A Natale, albero vero o albero finto? PEFC ha la risposta sostenibile!

Di Alessio Mingoli
In un’epoca come la nostra è sempre più importante pensare a come rendere sostenibili il maggior numero di aspetti della nostra vita. In quest’ottica anche la scelta dell’albero di Natale può diventare un tassello importante nel mosaico degli di stili di vita etici.
Ecco quindi che si riapre il dibattito: meglio l’albero vero o di plastica? È comune sentir dire che l’albero artificiale possa essere una scelta migliore sotto l’aspetto ambientale.

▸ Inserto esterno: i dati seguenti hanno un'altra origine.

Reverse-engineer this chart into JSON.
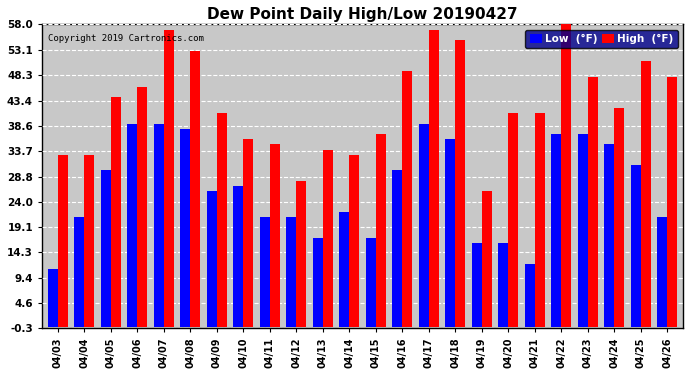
{
  "title": "Dew Point Daily High/Low 20190427",
  "copyright": "Copyright 2019 Cartronics.com",
  "categories": [
    "04/03",
    "04/04",
    "04/05",
    "04/06",
    "04/07",
    "04/08",
    "04/09",
    "04/10",
    "04/11",
    "04/12",
    "04/13",
    "04/14",
    "04/15",
    "04/16",
    "04/17",
    "04/18",
    "04/19",
    "04/20",
    "04/21",
    "04/22",
    "04/23",
    "04/24",
    "04/25",
    "04/26"
  ],
  "low_values": [
    11.0,
    21.0,
    30.0,
    39.0,
    39.0,
    38.0,
    26.0,
    27.0,
    21.0,
    21.0,
    17.0,
    22.0,
    17.0,
    30.0,
    39.0,
    36.0,
    16.0,
    16.0,
    12.0,
    37.0,
    37.0,
    35.0,
    31.0,
    21.0
  ],
  "high_values": [
    33.0,
    33.0,
    44.0,
    46.0,
    57.0,
    53.0,
    41.0,
    36.0,
    35.0,
    28.0,
    34.0,
    33.0,
    37.0,
    49.0,
    57.0,
    55.0,
    26.0,
    41.0,
    41.0,
    58.0,
    48.0,
    42.0,
    51.0,
    48.0
  ],
  "low_color": "#0000ff",
  "high_color": "#ff0000",
  "bg_color": "#ffffff",
  "plot_bg_color": "#c8c8c8",
  "grid_color": "#ffffff",
  "ylim_min": -0.3,
  "ylim_max": 58.0,
  "yticks": [
    -0.3,
    4.6,
    9.4,
    14.3,
    19.1,
    24.0,
    28.8,
    33.7,
    38.6,
    43.4,
    48.3,
    53.1,
    58.0
  ],
  "title_fontsize": 11,
  "axis_fontsize": 7,
  "tick_fontsize": 7.5,
  "legend_low_label": "Low  (°F)",
  "legend_high_label": "High  (°F)"
}
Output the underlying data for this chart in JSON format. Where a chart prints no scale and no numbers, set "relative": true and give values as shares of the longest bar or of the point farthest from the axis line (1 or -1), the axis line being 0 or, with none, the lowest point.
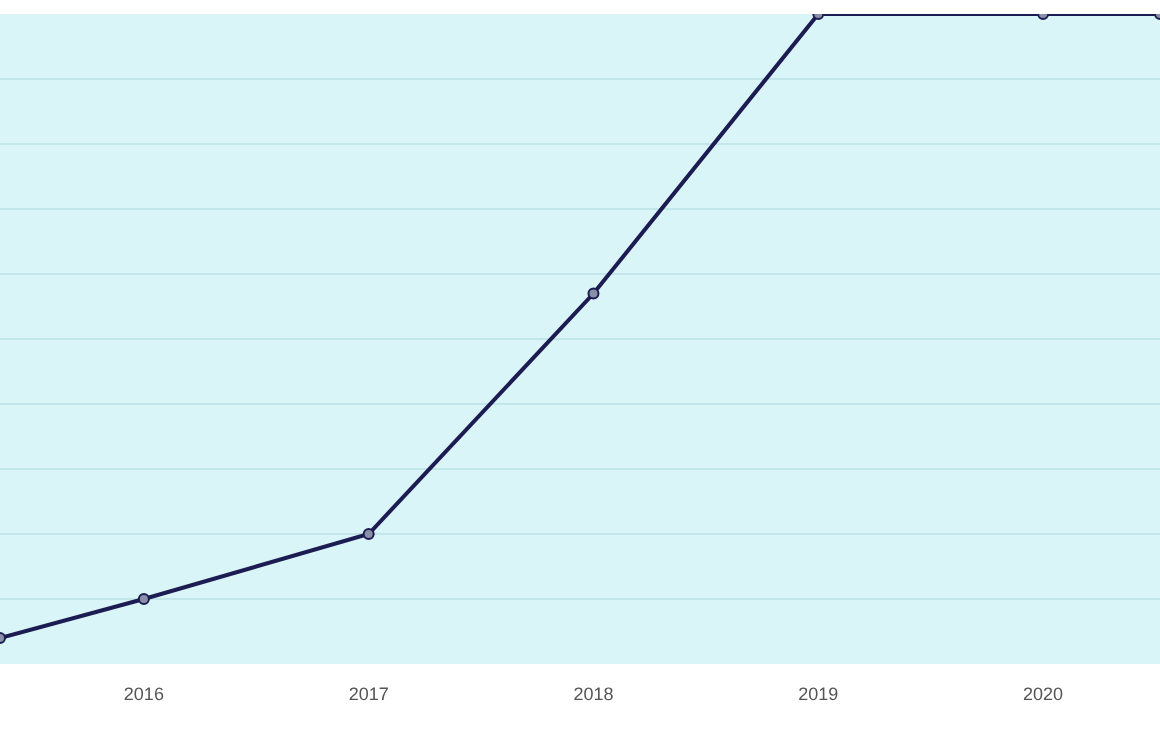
{
  "chart_data": {
    "type": "line",
    "relative": true,
    "x": [
      2015.36,
      2016,
      2017,
      2018,
      2019,
      2020,
      2020.52
    ],
    "xlim": [
      2015.36,
      2020.52
    ],
    "xticks": [
      2016,
      2017,
      2018,
      2019,
      2020
    ],
    "series": [
      {
        "color": "#1c1c52",
        "values": [
          0.04,
          0.1,
          0.2,
          0.57,
          1,
          1,
          1
        ]
      }
    ],
    "grid": "y",
    "marker": "circle",
    "line_style": "solid"
  }
}
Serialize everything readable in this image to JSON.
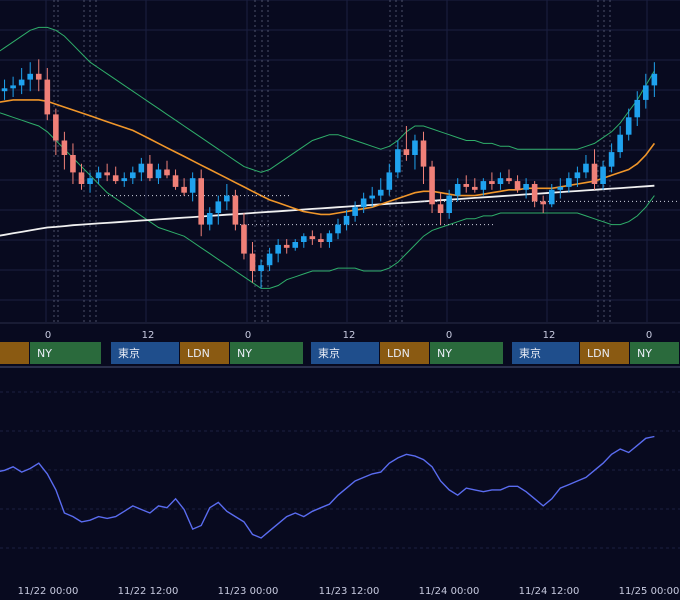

Nulla di più falso però, le emissioni di produzione e smaltimento di un albero in plastica sono infatti pari a quattro volte quelle di un albero vero.
Secondo uno studio di Coldiretti addirittura i cinque milioni di abeti in plastica che vengono in media acquistati ogni anno emettono gli stessi gas di sei milioni di chilometri percorsi in macchina.
Scegliendo un abete vero, meglio se certificato PEFC, oltre a supportare le comunità locali e le aree interne del nostro Paese, si compie una scelta sostenibile essendo l’albero una risorsa rinnovabile e facilmente smaltibile ad impatto limitato sull’ambiente.
Passate le feste infatti gli alberi che non si vogliono mantenere per gli anni successivi, dovranno poi essere smaltiti portandoli nelle isole ecologiche: qui saranno trasformati in compost utile alla crescita di nuove piante. Ripiantare gli alberi in bosco potrebbe non essere, invece, la scelta migliore. Collocarli in boschi significa creare potenziali problemi ecologici (l’abete non fa parte dei boschi naturali di pianura/collina) e di inquinamento genetico (non possiamo conoscere il patrimonio o le malattie dell’albero).